Johannes Lenhard does research in philosophy of science with a particular focus on the history and philosophy of mathematics and statistics. During the last years his research concentrated on various aspects of computer and simulation modeling, culminating in his monograph “Calculated Surprises” (in German). Currently, he is senior researcher at the philosophy department of Bielefeld University, Germany. He has held a visiting associate professorship in history at the University of South Carolina, Columbia, long after he had received his doctoral degree in mathematics from the University of Frankfurt, Germany.
Martin Carrier is a professor at the Department of Philosophy, Bielefeld University. He has worked on five different fields in the philosophy of science. History of Early Modern Physical Theory, Theory Change: Problems of Methodological Comparison and Confirmation Theory, Conceptual Relations among Theoretical Systems: cognition, neuronal states, behavior, incommensurability, theory-laden tests, Space-Time Philosophy and Methodological Problems of Applied Research.
This book puts forward a new role for mathematics in the natural sciences.
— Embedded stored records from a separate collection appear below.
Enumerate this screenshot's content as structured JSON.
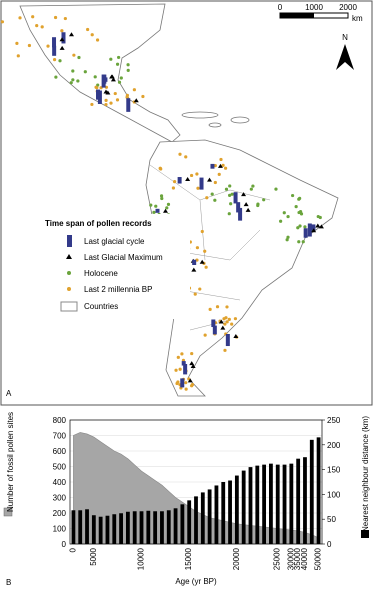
{
  "map_panel": {
    "panel_label": "A",
    "legend": {
      "title": "Time span of pollen records",
      "items": [
        "Last glacial cycle",
        "Last Glacial Maximum",
        "Holocene",
        "Last 2 millennia BP",
        "Countries"
      ]
    },
    "scale_bar": {
      "labels": [
        "0",
        "1000",
        "2000"
      ],
      "unit": "km"
    },
    "north_arrow": "N"
  },
  "chart_data": {
    "type": "bar-area",
    "panel_label": "B",
    "x_label": "Age (yr BP)",
    "categories": [
      "0",
      null,
      null,
      "5000",
      null,
      null,
      null,
      null,
      null,
      null,
      "10000",
      null,
      null,
      null,
      null,
      null,
      null,
      "15000",
      null,
      null,
      null,
      null,
      null,
      null,
      "20000",
      null,
      null,
      null,
      null,
      null,
      "25000",
      null,
      "30000",
      "35000",
      "40000",
      null,
      "50000"
    ],
    "series": [
      {
        "name": "Number of fossil pollen sites",
        "color": "#a6a6a6",
        "kind": "area",
        "axis": "y",
        "values": [
          700,
          720,
          710,
          690,
          660,
          630,
          600,
          580,
          550,
          510,
          470,
          440,
          410,
          380,
          340,
          300,
          270,
          240,
          210,
          190,
          170,
          160,
          150,
          140,
          130,
          125,
          120,
          115,
          110,
          105,
          100,
          95,
          90,
          85,
          75,
          60,
          40
        ]
      },
      {
        "name": "Nearest neighbour distance (km)",
        "color": "#000000",
        "kind": "bar",
        "axis": "y2",
        "values": [
          68,
          68,
          70,
          58,
          55,
          57,
          60,
          62,
          65,
          66,
          66,
          67,
          66,
          66,
          68,
          72,
          80,
          88,
          96,
          104,
          110,
          118,
          125,
          128,
          138,
          148,
          155,
          158,
          160,
          162,
          160,
          160,
          162,
          172,
          175,
          210,
          215
        ]
      }
    ],
    "ylim": [
      0,
      800
    ],
    "yticks": [
      0,
      100,
      200,
      300,
      400,
      500,
      600,
      700,
      800
    ],
    "y2lim": [
      0,
      250
    ],
    "y2ticks": [
      0,
      50,
      100,
      150,
      200,
      250
    ],
    "grid": true
  }
}
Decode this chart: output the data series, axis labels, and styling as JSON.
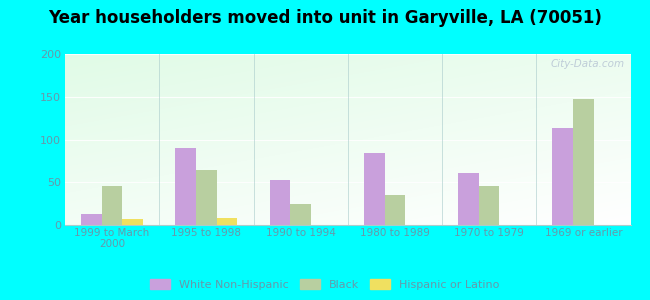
{
  "title": "Year householders moved into unit in Garyville, LA (70051)",
  "categories": [
    "1999 to March\n2000",
    "1995 to 1998",
    "1990 to 1994",
    "1980 to 1989",
    "1970 to 1979",
    "1969 or earlier"
  ],
  "white_non_hispanic": [
    13,
    90,
    53,
    84,
    61,
    114
  ],
  "black": [
    46,
    64,
    25,
    35,
    46,
    147
  ],
  "hispanic_or_latino": [
    7,
    8,
    0,
    0,
    0,
    0
  ],
  "bar_colors": {
    "white_non_hispanic": "#c9a0dc",
    "black": "#b8cfa0",
    "hispanic_or_latino": "#f0e060"
  },
  "ylim": [
    0,
    200
  ],
  "yticks": [
    0,
    50,
    100,
    150,
    200
  ],
  "background_color": "#00ffff",
  "watermark": "City-Data.com",
  "legend_labels": [
    "White Non-Hispanic",
    "Black",
    "Hispanic or Latino"
  ],
  "tick_color": "#6699aa",
  "title_fontsize": 12
}
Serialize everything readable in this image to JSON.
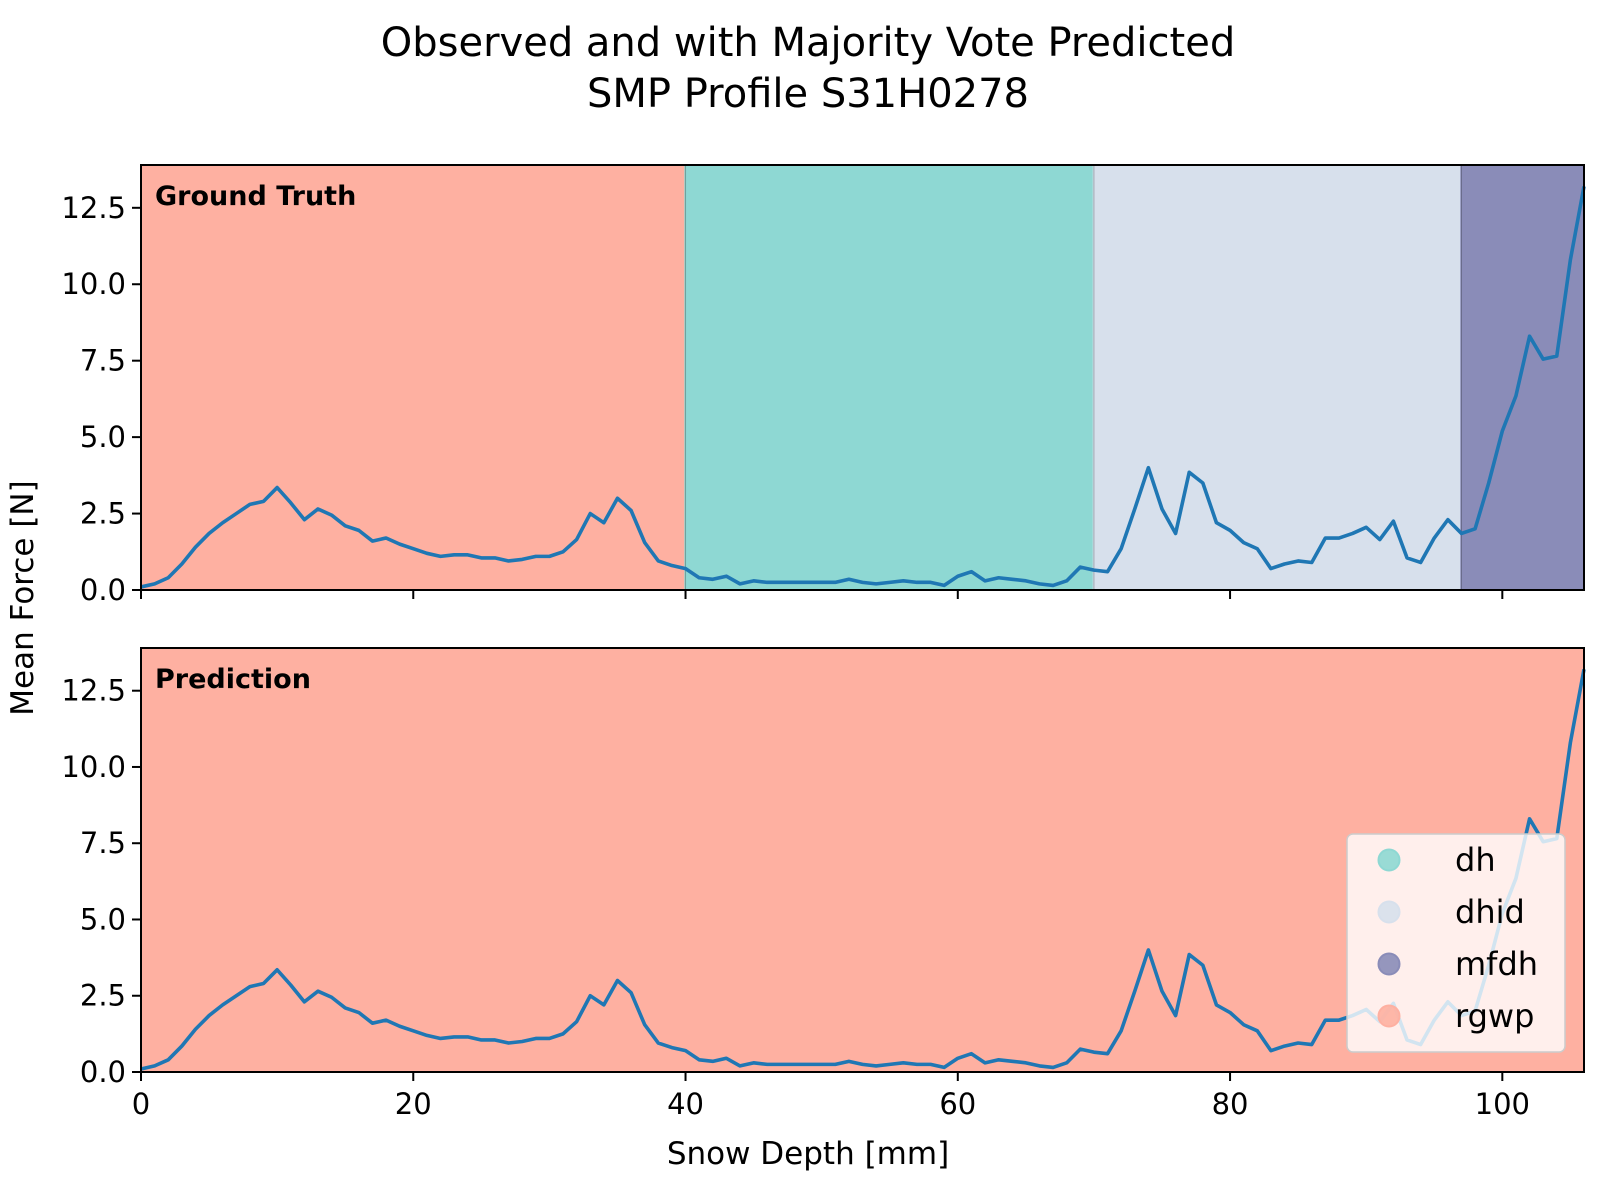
{
  "chart_data": {
    "type": "line",
    "title": "Observed and with Majority Vote Predicted",
    "subtitle": "SMP Profile S31H0278",
    "xlabel": "Snow Depth [mm]",
    "ylabel": "Mean Force [N]",
    "xlim": [
      0,
      106
    ],
    "ylim": [
      0,
      13.9
    ],
    "x_ticks": [
      0,
      20,
      40,
      60,
      80,
      100
    ],
    "y_ticks": [
      "0.0",
      "2.5",
      "5.0",
      "7.5",
      "10.0",
      "12.5"
    ],
    "grid": false,
    "legend_position": "lower-right",
    "classes": [
      {
        "name": "dh",
        "color": "#8ed8d3"
      },
      {
        "name": "dhid",
        "color": "#d7e0ec"
      },
      {
        "name": "mfdh",
        "color": "#8a8cb8"
      },
      {
        "name": "rgwp",
        "color": "#feb0a1"
      }
    ],
    "line_color": "#1f77b4",
    "series": {
      "x": [
        0,
        1,
        2,
        3,
        4,
        5,
        6,
        7,
        8,
        9,
        10,
        11,
        12,
        13,
        14,
        15,
        16,
        17,
        18,
        19,
        20,
        21,
        22,
        23,
        24,
        25,
        26,
        27,
        28,
        29,
        30,
        31,
        32,
        33,
        34,
        35,
        36,
        37,
        38,
        39,
        40,
        41,
        42,
        43,
        44,
        45,
        46,
        47,
        48,
        49,
        50,
        51,
        52,
        53,
        54,
        55,
        56,
        57,
        58,
        59,
        60,
        61,
        62,
        63,
        64,
        65,
        66,
        67,
        68,
        69,
        70,
        71,
        72,
        73,
        74,
        75,
        76,
        77,
        78,
        79,
        80,
        81,
        82,
        83,
        84,
        85,
        86,
        87,
        88,
        89,
        90,
        91,
        92,
        93,
        94,
        95,
        96,
        97,
        98,
        99,
        100,
        101,
        102,
        103,
        104,
        105,
        106
      ],
      "y": [
        0.1,
        0.2,
        0.4,
        0.85,
        1.4,
        1.85,
        2.2,
        2.5,
        2.8,
        2.9,
        3.35,
        2.85,
        2.3,
        2.65,
        2.45,
        2.1,
        1.95,
        1.6,
        1.7,
        1.5,
        1.35,
        1.2,
        1.1,
        1.15,
        1.15,
        1.05,
        1.05,
        0.95,
        1.0,
        1.1,
        1.1,
        1.25,
        1.65,
        2.5,
        2.2,
        3.0,
        2.6,
        1.55,
        0.95,
        0.8,
        0.7,
        0.4,
        0.35,
        0.45,
        0.2,
        0.3,
        0.25,
        0.25,
        0.25,
        0.25,
        0.25,
        0.25,
        0.35,
        0.25,
        0.2,
        0.25,
        0.3,
        0.25,
        0.25,
        0.15,
        0.45,
        0.6,
        0.3,
        0.4,
        0.35,
        0.3,
        0.2,
        0.15,
        0.3,
        0.75,
        0.65,
        0.6,
        1.35,
        2.65,
        4.0,
        2.65,
        1.85,
        3.85,
        3.5,
        2.2,
        1.95,
        1.55,
        1.35,
        0.7,
        0.85,
        0.95,
        0.9,
        1.7,
        1.7,
        1.85,
        2.05,
        1.65,
        2.25,
        1.05,
        0.9,
        1.7,
        2.3,
        1.85,
        2.0,
        3.5,
        5.2,
        6.35,
        8.3,
        7.55,
        7.65,
        10.8,
        13.2
      ]
    },
    "panels": [
      {
        "label": "Ground Truth",
        "segments": [
          {
            "from": 0,
            "to": 40,
            "class": "rgwp"
          },
          {
            "from": 40,
            "to": 70,
            "class": "dh"
          },
          {
            "from": 70,
            "to": 97,
            "class": "dhid"
          },
          {
            "from": 97,
            "to": 106,
            "class": "mfdh"
          }
        ]
      },
      {
        "label": "Prediction",
        "segments": [
          {
            "from": 0,
            "to": 106,
            "class": "rgwp"
          }
        ]
      }
    ]
  }
}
In the traditional understanding, a strong viewpoint is advocated, on the one hand, according to which mathematics is used for truthfully expressing laws of nature and thus for rendering the rational structure of the world. In a weaker understanding, many deny that these fundamental laws are of an essentially mathematical character, and suggest that mathematics is merely a convenient tool for systematizing observational knowledge.
The position developed in this volume combines features of both the strong and the weak viewpoint. In accordance with the former, mathematics is assigned an active and even shaping role in the sciences, but at the same time, employing mathematics as a tool is taken to be independent from the possible mathematical structure of the objects under consideration. Hence the tool perspective is contextual rather than ontological. Furthermore, tool-use has to respect conditions like suitability, efficacy, optimality, and others. There is a spectrum of means that will normally differ in how well they serve particular purposes. The tool perspective underlines the inevitably provisional validity of mathematics: any tool can be adjusted, improved, or lose its adequacy upon changing practical conditions.